2 Book Reviews submitted by our Members...sorted by voted most helpful

reviewed The Houseguest : A Novel on + 160 more book reviews
Helpful Score: 1
The story is about Edward Devlin, a recently widowed man who abandons his 6 year old daughter, Maura, in Ireland with his two sisters, and takes the first boat possible back to America (where he and his wife had lived happily years earlier before returning to Ireland so she could die there). He plans to stay in NYC, but finds it too difficult and decides to check out the city of Paterson, NJ on a hunch that maybe he could get a job through an old acquaintance, John Fitzgibbon or Fitz, who is a wealthy mill owner. Not only does Fitz get him a job, but he offers Edward a place in his home for as long as he needs to get back on his feet. Sylvia, Fitz's wife, is happy for the company as she and Fitz are mainly together for appearances now. The story then follows the growing relationship between Sylvia & Edward, the waning relationship of Sylvia & Fitz, Maura's struggles at an Irish boarding school, and Edward's growth as a person.

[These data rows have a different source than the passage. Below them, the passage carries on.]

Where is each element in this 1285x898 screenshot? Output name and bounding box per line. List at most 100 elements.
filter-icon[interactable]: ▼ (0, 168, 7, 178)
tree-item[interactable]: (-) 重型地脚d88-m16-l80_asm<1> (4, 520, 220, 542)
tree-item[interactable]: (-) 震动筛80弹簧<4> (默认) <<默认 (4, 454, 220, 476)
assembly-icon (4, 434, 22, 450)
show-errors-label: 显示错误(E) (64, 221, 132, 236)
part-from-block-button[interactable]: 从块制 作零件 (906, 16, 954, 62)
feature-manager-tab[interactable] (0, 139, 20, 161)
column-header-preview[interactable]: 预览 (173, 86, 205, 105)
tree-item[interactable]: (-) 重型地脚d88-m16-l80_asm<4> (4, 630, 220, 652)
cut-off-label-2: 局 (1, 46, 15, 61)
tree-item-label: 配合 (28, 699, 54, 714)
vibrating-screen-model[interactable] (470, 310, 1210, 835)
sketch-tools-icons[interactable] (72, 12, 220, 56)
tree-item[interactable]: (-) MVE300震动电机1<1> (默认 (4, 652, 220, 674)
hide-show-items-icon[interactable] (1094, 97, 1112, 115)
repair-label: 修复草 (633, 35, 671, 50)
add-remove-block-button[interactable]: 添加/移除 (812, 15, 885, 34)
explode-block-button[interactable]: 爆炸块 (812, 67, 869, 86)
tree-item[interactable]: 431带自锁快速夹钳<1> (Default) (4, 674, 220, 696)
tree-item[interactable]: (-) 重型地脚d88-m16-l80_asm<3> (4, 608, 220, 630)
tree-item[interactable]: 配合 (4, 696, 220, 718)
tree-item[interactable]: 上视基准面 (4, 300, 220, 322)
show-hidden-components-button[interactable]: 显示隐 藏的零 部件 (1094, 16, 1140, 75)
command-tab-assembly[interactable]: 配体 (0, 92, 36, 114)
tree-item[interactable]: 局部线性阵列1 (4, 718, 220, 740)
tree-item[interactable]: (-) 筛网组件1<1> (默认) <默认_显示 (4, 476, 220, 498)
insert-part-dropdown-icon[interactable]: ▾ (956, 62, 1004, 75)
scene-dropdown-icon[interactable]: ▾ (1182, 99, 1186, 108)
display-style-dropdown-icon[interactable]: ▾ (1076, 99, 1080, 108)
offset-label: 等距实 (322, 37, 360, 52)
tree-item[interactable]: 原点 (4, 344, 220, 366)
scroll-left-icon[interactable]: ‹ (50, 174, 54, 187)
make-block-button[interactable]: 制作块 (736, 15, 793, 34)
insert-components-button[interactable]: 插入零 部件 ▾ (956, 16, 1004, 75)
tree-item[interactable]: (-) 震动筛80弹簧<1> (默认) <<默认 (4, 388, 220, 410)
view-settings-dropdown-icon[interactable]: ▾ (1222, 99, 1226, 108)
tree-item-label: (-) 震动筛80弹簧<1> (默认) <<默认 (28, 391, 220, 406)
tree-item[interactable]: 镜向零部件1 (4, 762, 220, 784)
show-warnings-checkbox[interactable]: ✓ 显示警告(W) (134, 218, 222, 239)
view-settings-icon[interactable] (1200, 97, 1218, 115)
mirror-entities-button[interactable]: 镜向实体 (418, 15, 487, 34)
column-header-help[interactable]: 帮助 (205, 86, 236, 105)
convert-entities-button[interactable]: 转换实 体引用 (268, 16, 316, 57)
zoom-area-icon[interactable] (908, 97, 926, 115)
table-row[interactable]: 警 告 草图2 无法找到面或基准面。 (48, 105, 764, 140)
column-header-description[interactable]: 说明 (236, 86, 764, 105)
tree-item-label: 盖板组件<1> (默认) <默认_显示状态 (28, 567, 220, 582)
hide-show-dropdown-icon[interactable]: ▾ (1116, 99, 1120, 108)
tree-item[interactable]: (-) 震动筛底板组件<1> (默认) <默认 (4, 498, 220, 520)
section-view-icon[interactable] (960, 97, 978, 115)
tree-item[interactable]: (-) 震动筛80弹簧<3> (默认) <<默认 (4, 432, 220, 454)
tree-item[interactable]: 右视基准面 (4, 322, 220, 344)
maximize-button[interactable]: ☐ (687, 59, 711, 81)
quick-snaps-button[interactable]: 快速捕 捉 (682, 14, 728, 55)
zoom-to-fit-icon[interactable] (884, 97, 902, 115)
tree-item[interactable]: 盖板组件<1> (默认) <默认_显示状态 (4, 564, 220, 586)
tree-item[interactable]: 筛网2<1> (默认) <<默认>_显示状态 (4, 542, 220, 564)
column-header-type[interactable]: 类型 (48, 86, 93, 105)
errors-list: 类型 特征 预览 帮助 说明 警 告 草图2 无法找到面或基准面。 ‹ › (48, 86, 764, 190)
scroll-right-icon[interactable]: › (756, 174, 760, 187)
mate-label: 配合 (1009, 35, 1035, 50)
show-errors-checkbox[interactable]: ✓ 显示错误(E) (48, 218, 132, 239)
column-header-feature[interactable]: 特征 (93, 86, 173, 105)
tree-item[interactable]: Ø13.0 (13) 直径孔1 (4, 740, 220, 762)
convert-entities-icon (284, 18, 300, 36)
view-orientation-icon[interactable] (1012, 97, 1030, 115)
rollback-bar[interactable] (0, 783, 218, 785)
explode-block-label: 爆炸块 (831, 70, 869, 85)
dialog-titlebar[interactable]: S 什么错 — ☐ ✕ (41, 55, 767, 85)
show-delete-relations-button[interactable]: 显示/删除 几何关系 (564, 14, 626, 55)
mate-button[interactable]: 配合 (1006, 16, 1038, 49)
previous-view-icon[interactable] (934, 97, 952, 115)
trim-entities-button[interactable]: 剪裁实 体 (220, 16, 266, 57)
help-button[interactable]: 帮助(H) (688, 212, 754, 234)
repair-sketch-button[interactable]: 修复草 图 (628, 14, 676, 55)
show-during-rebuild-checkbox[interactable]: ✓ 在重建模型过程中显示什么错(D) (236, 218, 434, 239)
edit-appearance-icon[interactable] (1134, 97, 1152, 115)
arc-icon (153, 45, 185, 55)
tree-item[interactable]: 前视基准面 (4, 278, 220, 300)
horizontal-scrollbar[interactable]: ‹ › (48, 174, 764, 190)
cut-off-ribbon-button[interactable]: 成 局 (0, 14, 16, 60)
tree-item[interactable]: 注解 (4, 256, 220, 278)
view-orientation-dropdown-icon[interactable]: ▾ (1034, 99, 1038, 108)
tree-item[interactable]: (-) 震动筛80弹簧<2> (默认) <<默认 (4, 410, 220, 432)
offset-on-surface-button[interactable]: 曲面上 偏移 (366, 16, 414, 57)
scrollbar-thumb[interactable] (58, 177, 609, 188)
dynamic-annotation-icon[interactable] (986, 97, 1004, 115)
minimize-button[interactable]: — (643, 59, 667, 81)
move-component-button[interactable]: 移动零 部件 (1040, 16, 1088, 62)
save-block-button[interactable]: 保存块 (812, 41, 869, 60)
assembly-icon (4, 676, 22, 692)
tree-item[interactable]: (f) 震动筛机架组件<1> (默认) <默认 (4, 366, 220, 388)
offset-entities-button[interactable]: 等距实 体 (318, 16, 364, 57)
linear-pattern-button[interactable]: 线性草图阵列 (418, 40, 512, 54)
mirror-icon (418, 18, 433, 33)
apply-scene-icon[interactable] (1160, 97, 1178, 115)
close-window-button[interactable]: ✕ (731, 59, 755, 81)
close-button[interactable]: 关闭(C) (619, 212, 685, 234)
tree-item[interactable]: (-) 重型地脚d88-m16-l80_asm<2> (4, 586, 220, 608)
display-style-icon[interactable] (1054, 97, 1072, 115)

What drew me to this story initially is that it takes place in Paterson, NJ, which is located a few minutes away from my town (my town is briefly mentioned in the book in a series of towns that Edward visits for dinner). I think that fact that this story takes place "locally" for me helped me to connect to the characters a little bit more than I would have if it took place elsewhere. The characters are flawed, make terrible mistakes, but I think what frustrated me is how long it took for some of them to realize that they were doing something stupid (read it to find out what that is, it will be obvious by the end). This story really gets into the psychological workings of the characters as they try to figure out their motives for doing things. One criticism I have of the book is that Maura, Edward's daughter, is rarely focused on. She is central to the first chapter as it is told mainly from her point-of-view, and she has chapters sprinkled throughout, but her chapters are limited to a page or two whereas the other chapters are much longer. I found her character the most interesting, but after her initial introduction, she isn't really focused on much. The ending felt "convenient" to me and I felt bad for one character that was constantly dumped on throughout life had that type of ending (again, read it to find out exactly what). All-in-all, it was a good story, very detailed, but a few things bothered/ frustrated me personally which resulted in me giving it 3 1/2 out of 5 stars.